The drive home is easy. He has the rest of the day off, so he stumbles around his apartment trying to do the chores that he never seemed to be able to do before breaking his foot. Somehow, the knowledge that he should be sitting down is enough motivation to keep him doing literally anything else. He takes out the trash. He moves all of the dirty dishes from the counter into the sink, and he puts the clean ones on the drying rack into the cabinet where they belong. He even cooks dinner before finally crashing on the couch with an ice pack and the realization that he might not make it to his bed now that he’s sat down at all.
And he keeps thinking about Tubbo.
He’d somehow managed to never answer Quackity’s question about if he’d lived in the area. He’d answered none of Quackity’s questions, in fact, besides the ones about Bigfoot.

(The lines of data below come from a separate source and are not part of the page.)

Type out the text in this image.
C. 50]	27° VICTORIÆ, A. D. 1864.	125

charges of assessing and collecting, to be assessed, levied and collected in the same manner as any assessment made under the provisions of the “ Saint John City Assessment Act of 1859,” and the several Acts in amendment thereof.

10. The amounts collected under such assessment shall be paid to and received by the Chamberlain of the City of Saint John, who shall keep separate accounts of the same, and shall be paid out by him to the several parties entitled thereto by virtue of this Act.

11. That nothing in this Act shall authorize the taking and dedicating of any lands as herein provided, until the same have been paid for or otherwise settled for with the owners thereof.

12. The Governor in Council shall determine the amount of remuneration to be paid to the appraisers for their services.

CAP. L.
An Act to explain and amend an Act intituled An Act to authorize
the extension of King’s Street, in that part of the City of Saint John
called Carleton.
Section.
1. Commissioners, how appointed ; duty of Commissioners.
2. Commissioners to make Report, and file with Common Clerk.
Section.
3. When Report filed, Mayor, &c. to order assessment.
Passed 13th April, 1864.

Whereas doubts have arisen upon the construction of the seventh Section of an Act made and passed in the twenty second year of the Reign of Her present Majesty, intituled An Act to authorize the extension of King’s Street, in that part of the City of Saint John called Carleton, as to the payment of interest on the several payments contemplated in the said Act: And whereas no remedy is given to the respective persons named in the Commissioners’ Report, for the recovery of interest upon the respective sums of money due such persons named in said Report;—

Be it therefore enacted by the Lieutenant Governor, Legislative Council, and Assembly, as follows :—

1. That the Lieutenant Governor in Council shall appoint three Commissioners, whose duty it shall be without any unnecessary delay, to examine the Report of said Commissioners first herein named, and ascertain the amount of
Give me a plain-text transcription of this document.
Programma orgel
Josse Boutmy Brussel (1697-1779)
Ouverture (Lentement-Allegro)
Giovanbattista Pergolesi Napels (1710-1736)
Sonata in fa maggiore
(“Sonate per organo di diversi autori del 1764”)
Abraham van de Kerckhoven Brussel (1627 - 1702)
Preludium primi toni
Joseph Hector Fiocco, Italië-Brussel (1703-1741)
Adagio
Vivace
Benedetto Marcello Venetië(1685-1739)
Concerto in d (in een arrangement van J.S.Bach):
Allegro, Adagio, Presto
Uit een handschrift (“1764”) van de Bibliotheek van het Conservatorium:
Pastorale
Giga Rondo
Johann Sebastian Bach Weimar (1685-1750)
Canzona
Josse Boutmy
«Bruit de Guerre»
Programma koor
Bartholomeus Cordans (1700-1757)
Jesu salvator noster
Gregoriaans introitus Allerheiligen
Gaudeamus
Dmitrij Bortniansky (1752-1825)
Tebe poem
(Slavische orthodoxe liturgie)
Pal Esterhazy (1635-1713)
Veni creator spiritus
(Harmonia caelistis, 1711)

They’d said goodbye without a single way to keep in touch. Tubbo had made fun of him, and Quackity had insulted him in return, and then that was it. Quackity might never see Tubbo again. This might’ve been Quackity’s only chance to have said, Hey, by the way, kid, if you need somewhere to go–
If you need someone to feed you, or someone to look the other way when you steal granola bars, or someone to beat up an asshole for you–
Well, Quackity probably can’t beat anyone up. He’s five-foot-six with the physique of a particularly brittle twig. But he would give it his best shot, if Tubbo so required it.
He doesn’t know why he cares so much. Tubbo hadn’t even said anything particularly concerning. It was just…
It was the way he didn’t smile, Quackity thinks. The way he made jokes without laughing. The way he seemed fine without really backing it up. The way his eyes never caught up to what was coming out of his mouth. Like half of his face was moving and alive, while the rest had been lost somewhere else.
That’s the part he keeps thinking about. It settles uncomfortably in his stomach, somewhere between fear and familiarity.
Quackity knows what it feels like to be haunted.
He spends the rest of the night wishing he’d said something more.